Kölner Traditionsunternehmen Gerling findet Käufer

Eine Ära geht zu Ende. Nach 101 Jahren steht der Gerling-Konzern kurz davor, seine Eigenständigkeit zu verlieren. Seit längerem schon will der Gründerenkel Rolf Gerling, mit 94 Prozent fast Alleineigentümer der Holding, das Unternehmen verkaufen. Nun scheint er am Ziel: Der Talanx-Konzern, die drittgrößte deutsche Versicherungsgruppe, ist bereit, das Kölner Traditionsunternehmen übernehmen.

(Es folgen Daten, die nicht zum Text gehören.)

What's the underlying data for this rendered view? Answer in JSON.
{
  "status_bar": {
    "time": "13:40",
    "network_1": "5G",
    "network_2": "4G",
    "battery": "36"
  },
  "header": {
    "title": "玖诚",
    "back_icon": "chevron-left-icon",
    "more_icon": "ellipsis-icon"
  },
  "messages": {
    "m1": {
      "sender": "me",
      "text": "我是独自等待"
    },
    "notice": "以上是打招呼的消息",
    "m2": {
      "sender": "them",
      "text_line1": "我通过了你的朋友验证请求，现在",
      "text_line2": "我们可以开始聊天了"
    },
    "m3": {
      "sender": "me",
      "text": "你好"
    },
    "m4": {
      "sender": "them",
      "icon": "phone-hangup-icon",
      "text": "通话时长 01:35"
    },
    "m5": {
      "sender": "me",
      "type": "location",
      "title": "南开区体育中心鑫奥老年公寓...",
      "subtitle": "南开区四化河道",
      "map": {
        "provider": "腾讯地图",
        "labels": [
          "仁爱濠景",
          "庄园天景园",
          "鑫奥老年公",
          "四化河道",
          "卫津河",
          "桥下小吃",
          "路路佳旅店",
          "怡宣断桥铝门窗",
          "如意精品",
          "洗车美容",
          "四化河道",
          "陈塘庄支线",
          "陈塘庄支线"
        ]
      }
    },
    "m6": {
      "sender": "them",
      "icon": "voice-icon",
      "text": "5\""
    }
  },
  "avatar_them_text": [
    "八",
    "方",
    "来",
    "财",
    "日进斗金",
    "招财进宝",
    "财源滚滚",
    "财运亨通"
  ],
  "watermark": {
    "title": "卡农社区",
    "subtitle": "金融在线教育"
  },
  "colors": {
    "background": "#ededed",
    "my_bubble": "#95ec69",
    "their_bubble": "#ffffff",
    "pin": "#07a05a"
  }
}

1904 hatte Großvater Robert Gerling mit der Gründung seines „Bureaus für Versicherungswesen“ den Grundstein gelegt. 4.000 Mark betrug das eingezahlte Kapital. Nur 1.000 Mark stammten von dem damals 25-Jährigen, der Rest kam von Teilhabern, die später jedoch allesamt ausgebootet wurden. Als Robert Gerling 1935 schwerreich verstarb, begann eine der undurchschaubaren Perioden der Konzerngeschichte. Sie ist verbunden mit einem Namen, der in den offiziellen Geschichtswürdigungen des Unternehmens nicht auftaucht: Robert Gerling junior, dem ältesten Sohn. An ihn hatte der alte Gerling in einer schriftlichen Abmachung sechs Monate vor seinem Tod den Aktienbesitz der Dachgesellschaft übertragen. Doch der damals Anfang 20-Jährige siedelte 1939 in die USA über. Wie sich seine Brüder Hans und Walter in den folgenden Jahren den Konzern nicht gerade auf die feine Art aneigneten, war nach dem Krieg Anlass für eine ganze Reihe von Prozessen, die erst 1958 mit einem Vergleich endeten. Robert junior bekam eine Abfindung und behielt die Gerling-Firmen in der Schweiz und den USA. Der deutsche Besitz blieb bei Hans und Walter.

Hans Gerling machte den Versicherer zu einem der bedeutendsten Assekuranz-Unternehmen der Bundesrepublik. Doch 1974 rutschte Gerling in die erste große Krise. Ursache war die Pleite des Kölner Bankhauses Herstatt, dessen Mehrheitsaktionär Gerling war. Hans Gerling musste 51 Prozent seines Konzerns verkaufen, um die Herstatt-Gläubiger abzufinden, und den Vorstandsvorsitz abgeben. Aber 1978 übernahm er wieder den Chefsessel. Acht Jahre später kaufte er die Anteile zurück.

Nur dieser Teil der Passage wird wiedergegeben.